What the heck is Distaff Day, you ask?

Distaff Day, also called Roc Day, is 7 January, the day after the feast of the Epiphany. It is also known as Saint Distaff's Day, one of the many unofficial holidays in Catholic nations.
St. Distaff's Day gatherings are held, large and small, throughout local fiber community. The distaff, or rock, used in spinning was the medieval symbol of women's work.[1]
In many European cultural traditions, women resumed their household work after the twelve days of Christmas. Women of all classes would spend their evenings spinning on the wheel. During the day, they would carry a drop spindle with them.
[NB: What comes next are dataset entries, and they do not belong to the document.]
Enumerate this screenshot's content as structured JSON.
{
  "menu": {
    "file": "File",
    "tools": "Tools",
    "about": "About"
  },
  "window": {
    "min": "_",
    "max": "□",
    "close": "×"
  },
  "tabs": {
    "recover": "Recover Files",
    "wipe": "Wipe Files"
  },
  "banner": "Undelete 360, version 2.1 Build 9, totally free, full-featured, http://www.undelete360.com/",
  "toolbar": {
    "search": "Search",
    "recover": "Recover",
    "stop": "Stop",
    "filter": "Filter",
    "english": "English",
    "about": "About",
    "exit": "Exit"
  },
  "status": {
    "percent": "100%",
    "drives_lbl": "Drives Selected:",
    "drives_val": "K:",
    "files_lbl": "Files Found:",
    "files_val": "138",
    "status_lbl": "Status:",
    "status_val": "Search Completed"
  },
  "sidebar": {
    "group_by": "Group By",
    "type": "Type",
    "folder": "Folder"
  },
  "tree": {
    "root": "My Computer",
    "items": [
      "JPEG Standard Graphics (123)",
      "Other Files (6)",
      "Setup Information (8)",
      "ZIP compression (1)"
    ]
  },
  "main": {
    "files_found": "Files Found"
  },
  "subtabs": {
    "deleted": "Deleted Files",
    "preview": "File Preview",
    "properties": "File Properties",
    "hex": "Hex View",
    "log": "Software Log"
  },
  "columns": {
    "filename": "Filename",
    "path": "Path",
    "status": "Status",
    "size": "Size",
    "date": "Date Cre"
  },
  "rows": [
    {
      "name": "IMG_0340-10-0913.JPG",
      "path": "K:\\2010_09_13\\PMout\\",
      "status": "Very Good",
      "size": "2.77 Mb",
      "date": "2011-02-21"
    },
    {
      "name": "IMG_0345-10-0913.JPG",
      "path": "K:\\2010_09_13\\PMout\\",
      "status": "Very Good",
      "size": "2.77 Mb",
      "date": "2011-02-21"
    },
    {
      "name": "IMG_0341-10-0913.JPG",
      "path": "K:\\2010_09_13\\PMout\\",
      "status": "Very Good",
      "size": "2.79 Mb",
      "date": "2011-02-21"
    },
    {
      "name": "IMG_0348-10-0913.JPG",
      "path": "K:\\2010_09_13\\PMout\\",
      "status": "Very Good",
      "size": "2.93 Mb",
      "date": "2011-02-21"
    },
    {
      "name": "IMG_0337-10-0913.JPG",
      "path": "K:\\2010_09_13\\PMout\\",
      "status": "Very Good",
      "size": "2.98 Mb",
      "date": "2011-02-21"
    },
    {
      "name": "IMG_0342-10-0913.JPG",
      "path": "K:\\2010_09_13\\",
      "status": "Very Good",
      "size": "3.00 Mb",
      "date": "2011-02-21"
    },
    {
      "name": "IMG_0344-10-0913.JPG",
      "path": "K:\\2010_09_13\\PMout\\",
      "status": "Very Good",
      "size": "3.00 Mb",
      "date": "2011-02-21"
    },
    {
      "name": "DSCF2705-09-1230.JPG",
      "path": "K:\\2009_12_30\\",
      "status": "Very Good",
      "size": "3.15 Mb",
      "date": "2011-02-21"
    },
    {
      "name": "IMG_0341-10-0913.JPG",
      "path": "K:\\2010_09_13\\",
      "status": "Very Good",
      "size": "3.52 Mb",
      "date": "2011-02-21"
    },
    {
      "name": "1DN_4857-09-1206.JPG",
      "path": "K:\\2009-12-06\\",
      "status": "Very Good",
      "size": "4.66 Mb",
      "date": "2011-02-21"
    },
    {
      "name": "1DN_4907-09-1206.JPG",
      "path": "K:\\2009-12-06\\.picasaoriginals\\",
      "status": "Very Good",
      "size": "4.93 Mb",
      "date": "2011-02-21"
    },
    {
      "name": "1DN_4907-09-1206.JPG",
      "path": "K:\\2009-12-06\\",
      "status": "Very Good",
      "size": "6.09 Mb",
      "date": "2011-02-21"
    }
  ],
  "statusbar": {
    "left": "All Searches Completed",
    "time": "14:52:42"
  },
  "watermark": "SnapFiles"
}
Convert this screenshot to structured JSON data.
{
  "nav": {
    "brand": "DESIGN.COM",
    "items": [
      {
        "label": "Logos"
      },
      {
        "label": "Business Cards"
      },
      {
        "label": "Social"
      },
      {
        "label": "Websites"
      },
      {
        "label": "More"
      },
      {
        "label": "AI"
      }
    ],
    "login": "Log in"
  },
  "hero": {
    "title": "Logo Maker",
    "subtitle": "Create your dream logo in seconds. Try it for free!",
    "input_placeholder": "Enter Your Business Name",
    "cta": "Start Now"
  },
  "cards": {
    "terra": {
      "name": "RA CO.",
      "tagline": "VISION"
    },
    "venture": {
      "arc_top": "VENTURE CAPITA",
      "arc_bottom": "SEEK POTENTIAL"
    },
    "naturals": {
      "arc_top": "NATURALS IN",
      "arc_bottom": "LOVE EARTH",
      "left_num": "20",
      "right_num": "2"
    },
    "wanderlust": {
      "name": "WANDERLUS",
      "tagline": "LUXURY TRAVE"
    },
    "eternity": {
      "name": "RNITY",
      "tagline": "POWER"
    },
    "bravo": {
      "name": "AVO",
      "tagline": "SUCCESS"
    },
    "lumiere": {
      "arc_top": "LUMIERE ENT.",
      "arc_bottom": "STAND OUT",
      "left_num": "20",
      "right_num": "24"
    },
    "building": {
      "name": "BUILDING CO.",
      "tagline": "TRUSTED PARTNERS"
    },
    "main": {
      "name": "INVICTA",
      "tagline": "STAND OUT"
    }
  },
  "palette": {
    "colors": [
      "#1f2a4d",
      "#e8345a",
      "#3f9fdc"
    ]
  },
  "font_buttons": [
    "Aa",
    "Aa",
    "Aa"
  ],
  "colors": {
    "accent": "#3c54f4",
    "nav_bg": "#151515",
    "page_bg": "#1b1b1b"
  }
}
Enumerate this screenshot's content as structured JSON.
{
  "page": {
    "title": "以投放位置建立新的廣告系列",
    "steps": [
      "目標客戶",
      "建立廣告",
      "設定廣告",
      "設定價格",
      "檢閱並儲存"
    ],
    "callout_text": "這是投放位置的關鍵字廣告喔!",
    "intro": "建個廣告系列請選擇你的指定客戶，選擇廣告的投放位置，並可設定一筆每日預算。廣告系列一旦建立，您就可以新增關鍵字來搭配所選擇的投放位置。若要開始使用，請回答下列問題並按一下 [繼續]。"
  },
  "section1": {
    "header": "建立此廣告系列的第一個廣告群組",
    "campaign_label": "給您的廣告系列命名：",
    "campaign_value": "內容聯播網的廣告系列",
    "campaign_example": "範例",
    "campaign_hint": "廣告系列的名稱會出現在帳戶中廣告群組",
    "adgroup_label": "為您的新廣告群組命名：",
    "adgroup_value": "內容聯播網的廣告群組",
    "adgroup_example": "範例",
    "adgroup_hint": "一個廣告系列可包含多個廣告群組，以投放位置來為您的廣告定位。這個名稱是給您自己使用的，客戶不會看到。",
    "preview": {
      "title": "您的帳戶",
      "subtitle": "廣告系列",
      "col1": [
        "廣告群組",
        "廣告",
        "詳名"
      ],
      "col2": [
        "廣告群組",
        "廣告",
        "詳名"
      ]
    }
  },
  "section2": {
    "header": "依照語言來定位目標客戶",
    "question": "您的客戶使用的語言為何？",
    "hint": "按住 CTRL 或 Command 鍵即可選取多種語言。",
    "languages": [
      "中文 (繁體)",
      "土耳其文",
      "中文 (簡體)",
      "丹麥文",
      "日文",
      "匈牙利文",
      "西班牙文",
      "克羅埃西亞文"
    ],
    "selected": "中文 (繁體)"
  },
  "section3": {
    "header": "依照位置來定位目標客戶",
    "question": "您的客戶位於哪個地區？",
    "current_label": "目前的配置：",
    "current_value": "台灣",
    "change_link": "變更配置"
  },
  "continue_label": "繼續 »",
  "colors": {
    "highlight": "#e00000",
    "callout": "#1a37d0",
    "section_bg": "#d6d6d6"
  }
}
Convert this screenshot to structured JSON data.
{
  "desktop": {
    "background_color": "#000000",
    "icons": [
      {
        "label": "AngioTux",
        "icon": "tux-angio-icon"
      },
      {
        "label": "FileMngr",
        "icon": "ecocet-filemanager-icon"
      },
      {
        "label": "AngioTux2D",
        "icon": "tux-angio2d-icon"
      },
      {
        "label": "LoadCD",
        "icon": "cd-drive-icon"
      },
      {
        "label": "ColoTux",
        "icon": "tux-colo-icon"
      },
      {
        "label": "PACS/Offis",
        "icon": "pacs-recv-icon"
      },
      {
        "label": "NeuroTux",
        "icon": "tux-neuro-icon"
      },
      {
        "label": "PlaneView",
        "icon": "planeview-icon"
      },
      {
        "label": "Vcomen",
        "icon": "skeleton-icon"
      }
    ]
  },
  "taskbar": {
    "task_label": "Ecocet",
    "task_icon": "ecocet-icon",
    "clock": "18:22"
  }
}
Spinning was the only means of turning raw wool, cotton or flax into thread, which could then be woven into cloth.
Men have their own way of celebrating this occasion, called Plough Monday, the first Monday after Epiphany when men are supposed to get back to work.
Every few years, Distaff Day and Plough Monday fall on the same day. Often the men and women would play pranks on each other during this celebration, as described by Robert Herrick in his poem "Saint Distaffs day, or the Morrow After Twelfth Day" which appears in his Hesperides.[2]
Some modern craft groups have taken up the celebration of Distaff day as part of their new year celebrations.
Robert Herrick wrote a poem on the subject which was later adapted into a song.[3]

On Saturday, my knitting group, and a whole lot of other fiber lovers

headed to Orlando for a day of Knitting, Crochet, Spinning, Weaving

and of course … shopping!
There were demos and door prizes and laughing and meet-ups

and of course eating! I did my part to support the vendors.

It was a lovely day to end the holiday season. I'll be there again next year!